At the end of 2018, the New York Times Book Review ran a review of two books that examined the United States Evangelical culture. I know — “boo hiss!” But what I found most interesting about the piece was discussion of Meghan O’Gieblyn’s Interior States, a collection of essays by someone who was born and raised as a Evangelical and a survivalist before freeing herself of those particular ideological strictures where O’Gieblyn is quoted writing:

“’Being a Christian,’ she writes, ‘required an interpretive vigilance, a willingness to harken to whispers.'”

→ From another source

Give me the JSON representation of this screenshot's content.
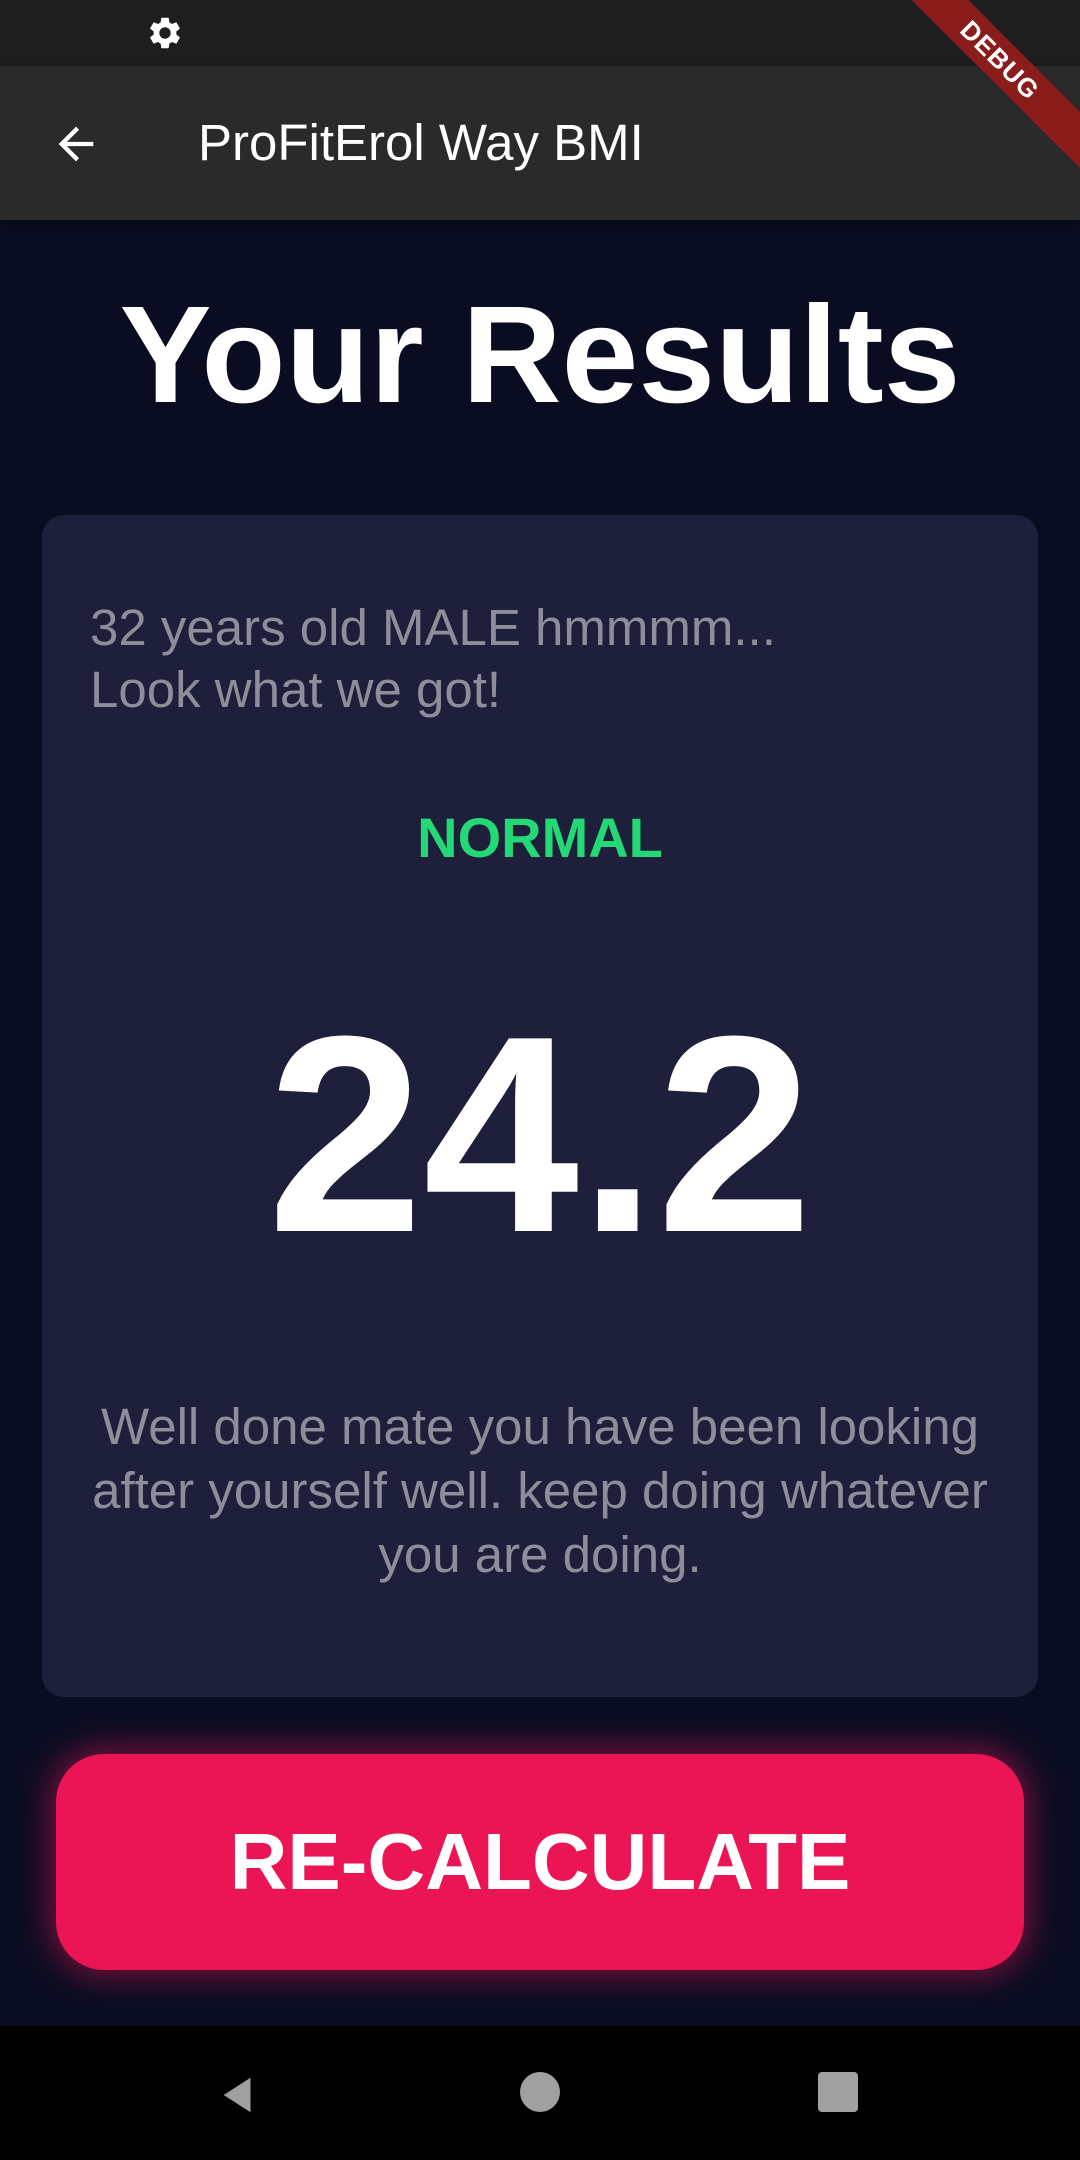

I’d suggest that this ability/willingness to basically constantly re-interpret experiences, information you’re given in books and through media and such according to codes that are not necessarily based in science, popular accounts of history or even mainstream culture is also a mark of the Occultists in general and certainly Thelemites. Perhaps a crucial difference is that we aspire to “Scientific Illuminism” which often means making an empirically based review of received Thelemic doctrine including experimentation with the technologies detailed in what’d be perceived as canonical works. Otherwise – the tendency to lapse into the same bizarre solipsism the Evangicals arrived at might prevail. Perhaps Crowley’s experience in the Fundamentalist Plymouth Brethren led to to bake a discernible amount of skepticism and self-questioning into the religious and philosophical systems he’d develop.

ANYWAY – read the whole review here:

https://www.nytimes.com/2018/12/06/books/review/interior-states-meghan-ogieblyn.html.

Frater Lux Ad Mundi

One Comment

  1. It seems very odd that there would be a strong link between Evangelical Christianity and survivalism.

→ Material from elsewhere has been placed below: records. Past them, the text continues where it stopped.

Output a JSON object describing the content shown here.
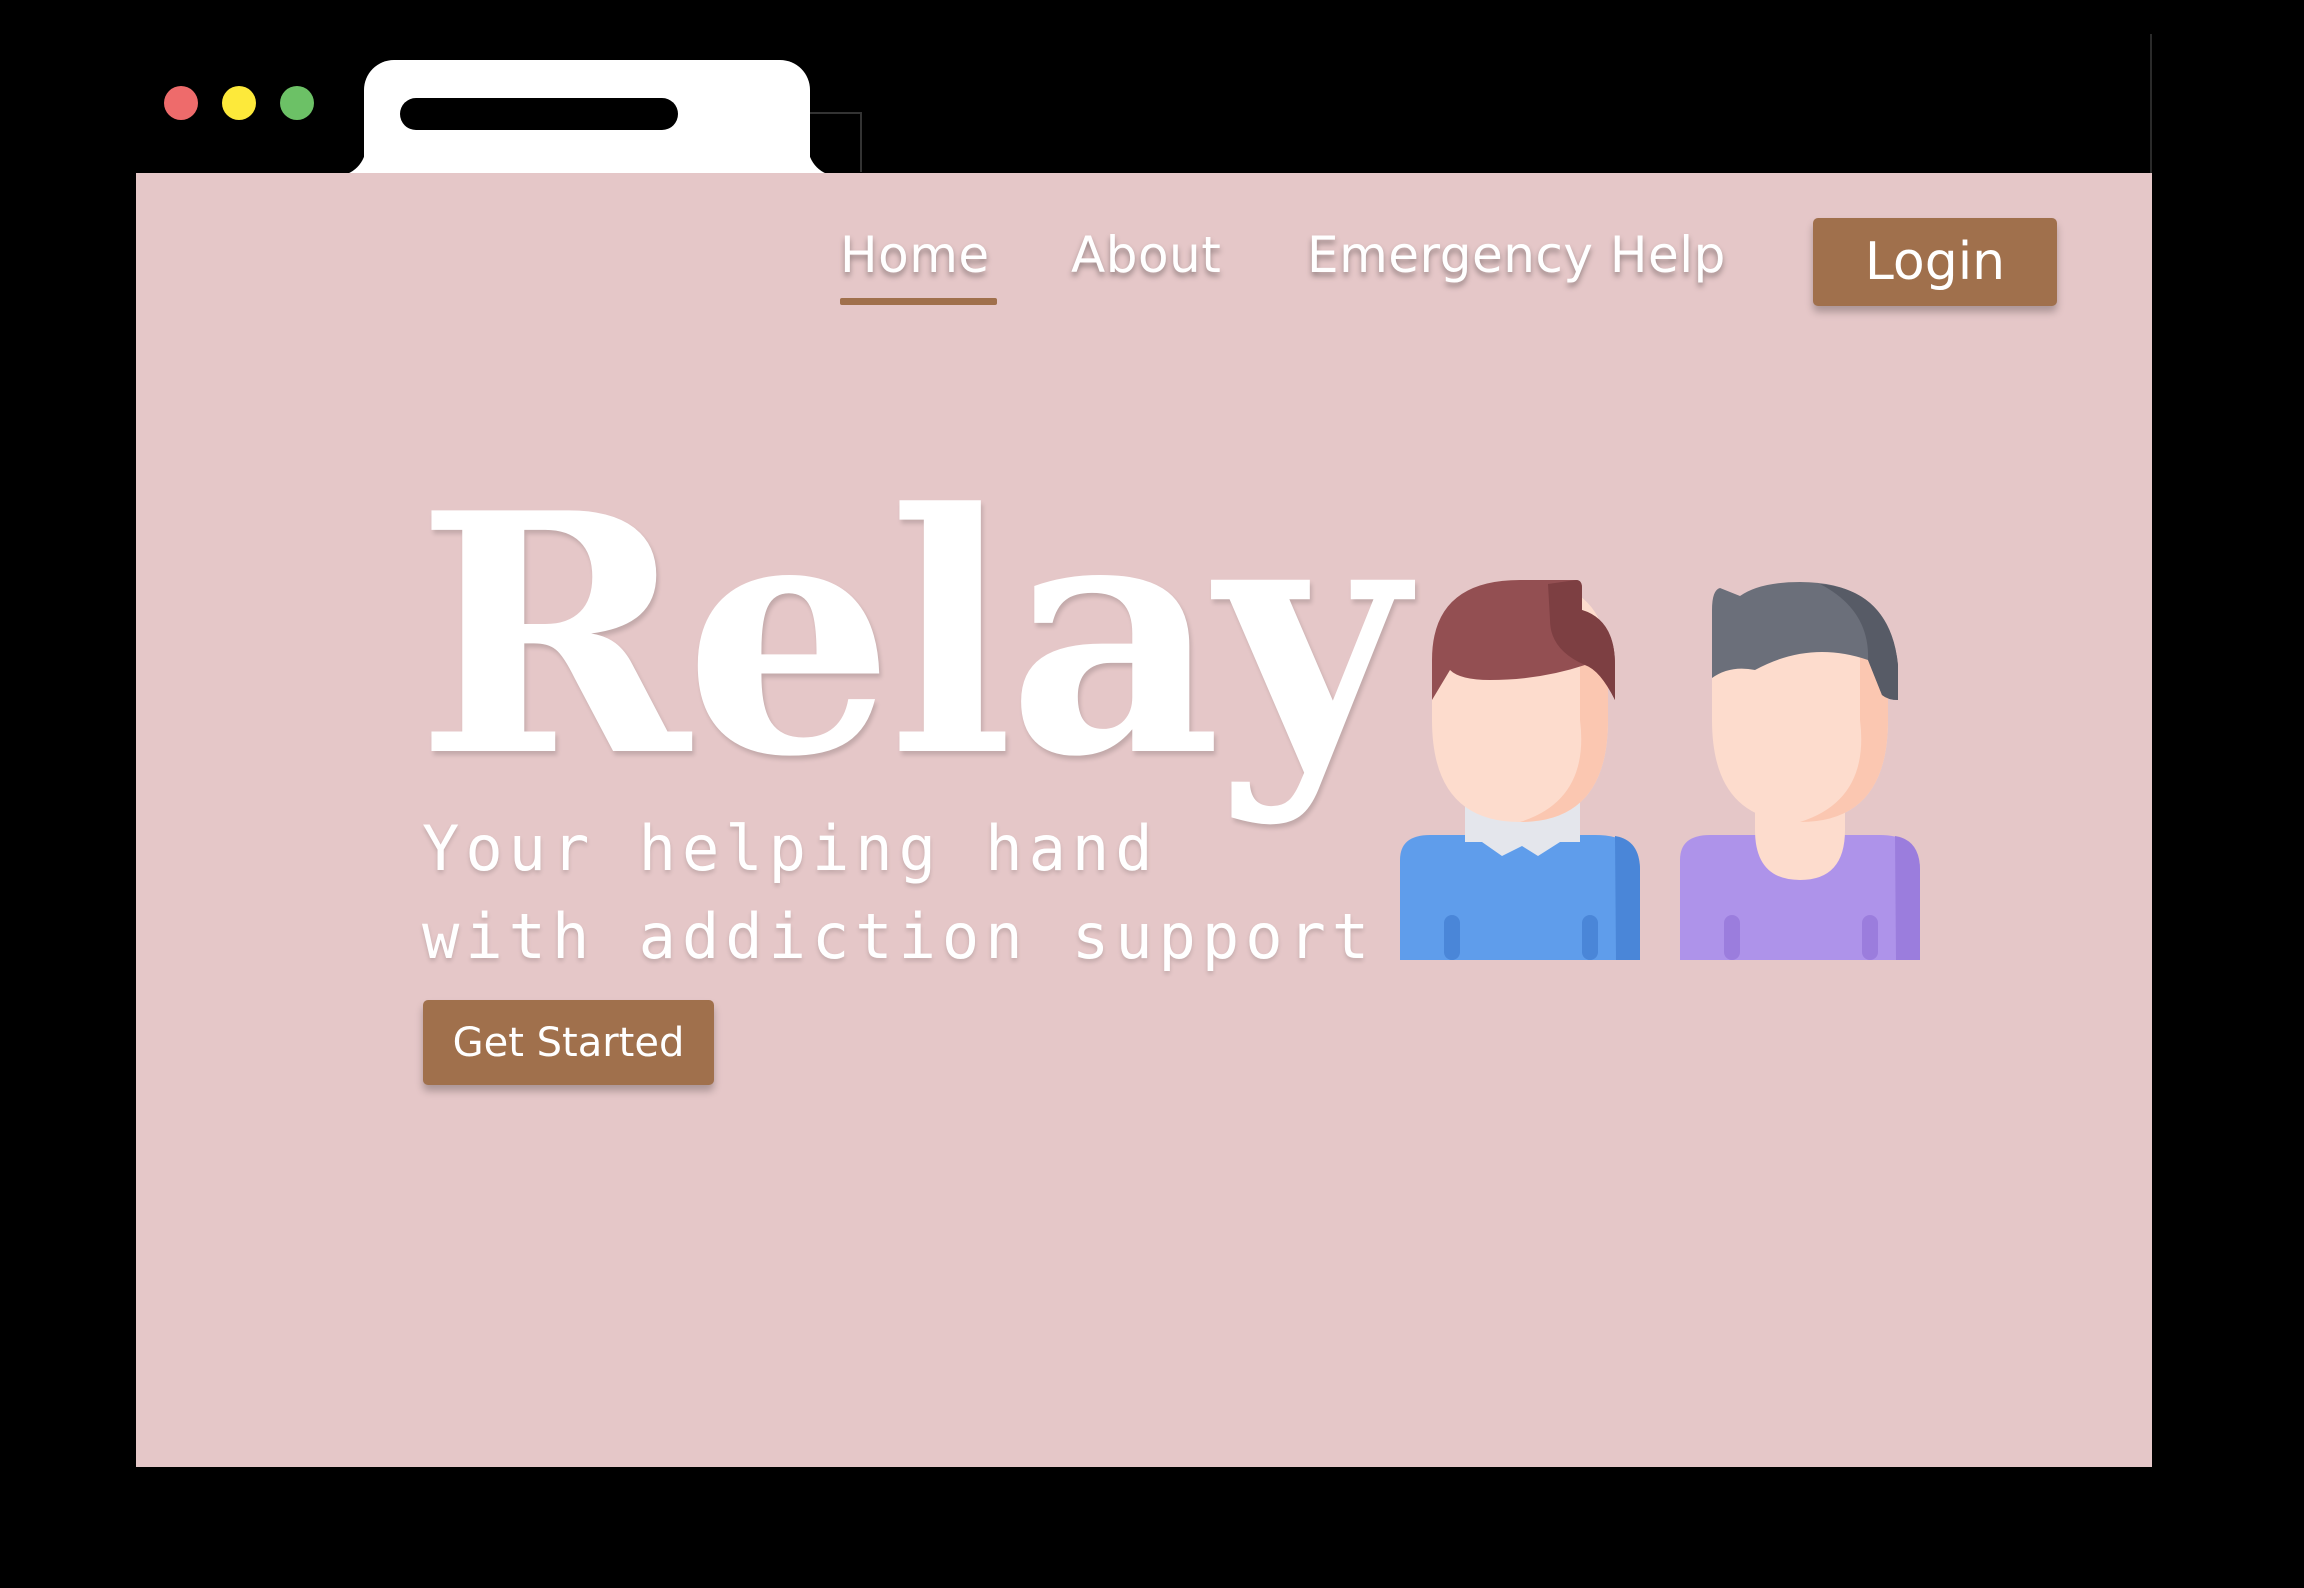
{
  "browser": {
    "window_controls": [
      "close",
      "minimize",
      "maximize"
    ],
    "colors": {
      "close": "#ee6b6b",
      "minimize": "#fde93a",
      "maximize": "#6cc166"
    }
  },
  "nav": {
    "links": [
      {
        "label": "Home",
        "active": true
      },
      {
        "label": "About",
        "active": false
      },
      {
        "label": "Emergency Help",
        "active": false
      }
    ],
    "login_label": "Login"
  },
  "hero": {
    "title": "Relay",
    "subtitle_line1": "Your helping hand",
    "subtitle_line2": "with addiction support",
    "cta_label": "Get Started",
    "illustration": "two-people-avatars-icon"
  },
  "colors": {
    "page_background": "#e5c7c8",
    "accent": "#a0704c",
    "text": "#ffffff"
  }
}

    Survivalism basically operates under the general idea of: “we’re all possibly screwed in the end, better stock up on supplies and get off the grid because nobody’s looking out for me except me”

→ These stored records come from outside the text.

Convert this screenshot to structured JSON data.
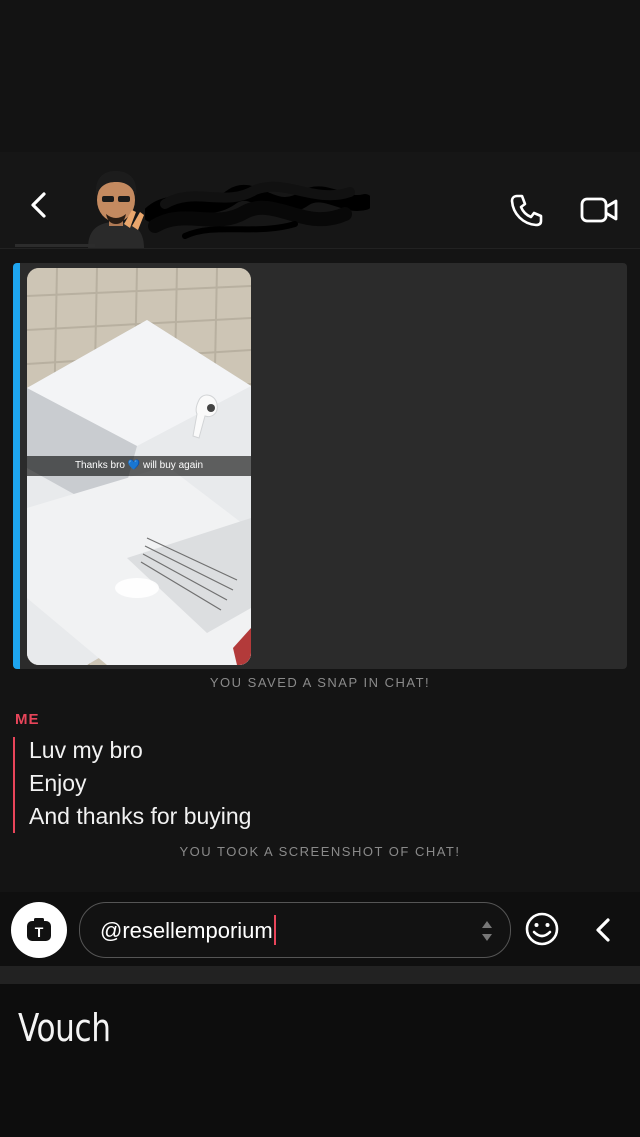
{
  "header": {
    "icons": {
      "back": "chevron-left-icon",
      "call": "phone-icon",
      "video": "video-camera-icon"
    }
  },
  "snap": {
    "overlay_caption_before": "Thanks bro",
    "overlay_caption_emoji": "💙",
    "overlay_caption_after": "will buy again",
    "saved_note": "YOU SAVED A SNAP IN CHAT!",
    "accent_color": "#1ea5f0"
  },
  "messages": {
    "sender": "ME",
    "sender_color": "#e8455a",
    "lines": [
      "Luv my bro",
      "Enjoy",
      "And thanks for buying"
    ],
    "screenshot_note": "YOU TOOK A SCREENSHOT OF CHAT!"
  },
  "composer": {
    "camera_icon_letter": "T",
    "input_value": "@resellemporium",
    "icons": {
      "emoji": "smiley-icon",
      "collapse": "chevron-left-icon"
    }
  },
  "post": {
    "caption": "Vouch"
  }
}
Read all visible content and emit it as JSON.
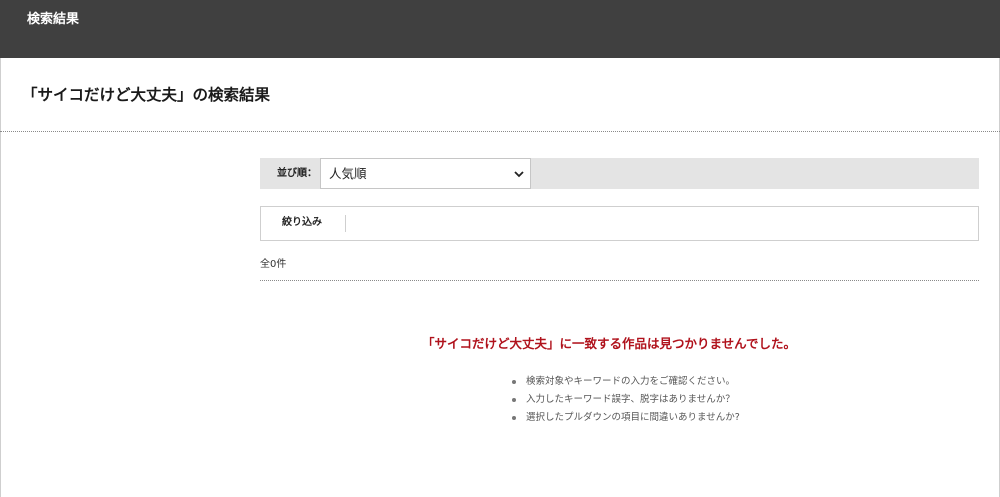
{
  "header": {
    "title": "検索結果"
  },
  "search": {
    "heading": "「サイコだけど大丈夫」の検索結果"
  },
  "sort": {
    "label": "並び順：",
    "selected": "人気順"
  },
  "filter": {
    "label": "絞り込み"
  },
  "results": {
    "count_text": "全0件",
    "no_result_message": "「サイコだけど大丈夫」に一致する作品は見つかりませんでした。",
    "tips": [
      "検索対象やキーワードの入力をご確認ください。",
      "入力したキーワード誤字、脱字はありませんか？",
      "選択したプルダウンの項目に間違いありませんか?"
    ]
  },
  "colors": {
    "header_bg": "#404040",
    "error_text": "#b0121c",
    "sort_bar_bg": "#e4e4e4"
  },
  "icons": {
    "select_chevron": "chevron-down-icon",
    "tip_bullet": "bullet-icon"
  }
}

    Whereas Christianity is more like: “don’t worry about anything, as long as you beliebe in Jeebus, the Cosmic Sky Daddy (i.e., Yahweh / Jehova) has you covered. You’ll go to Sugar Candy Gundrop Rainbow Land (I.e., Heaven) after you die and finally be freed of this horrid existence here in Earth, wherein you’re separated from god and all goodness”.

    From my POV, it seems more congruent that an abondonment of the Salvationist Religions (I.e., Christianity, Mormonism, Islam) and general skepticism or cynicism of mainstream ideas and power structures in general, would bleed over to a skepticism of governments and corporations ability to keep the various supply chains that fuel globalist consumerism running smoothly, especially in times of emergency (e.g., lookup the “Great Solar Storm Of 1859” and consider what would occour if the same happened today) and lead *towards*, rather than away, a more survivalist position.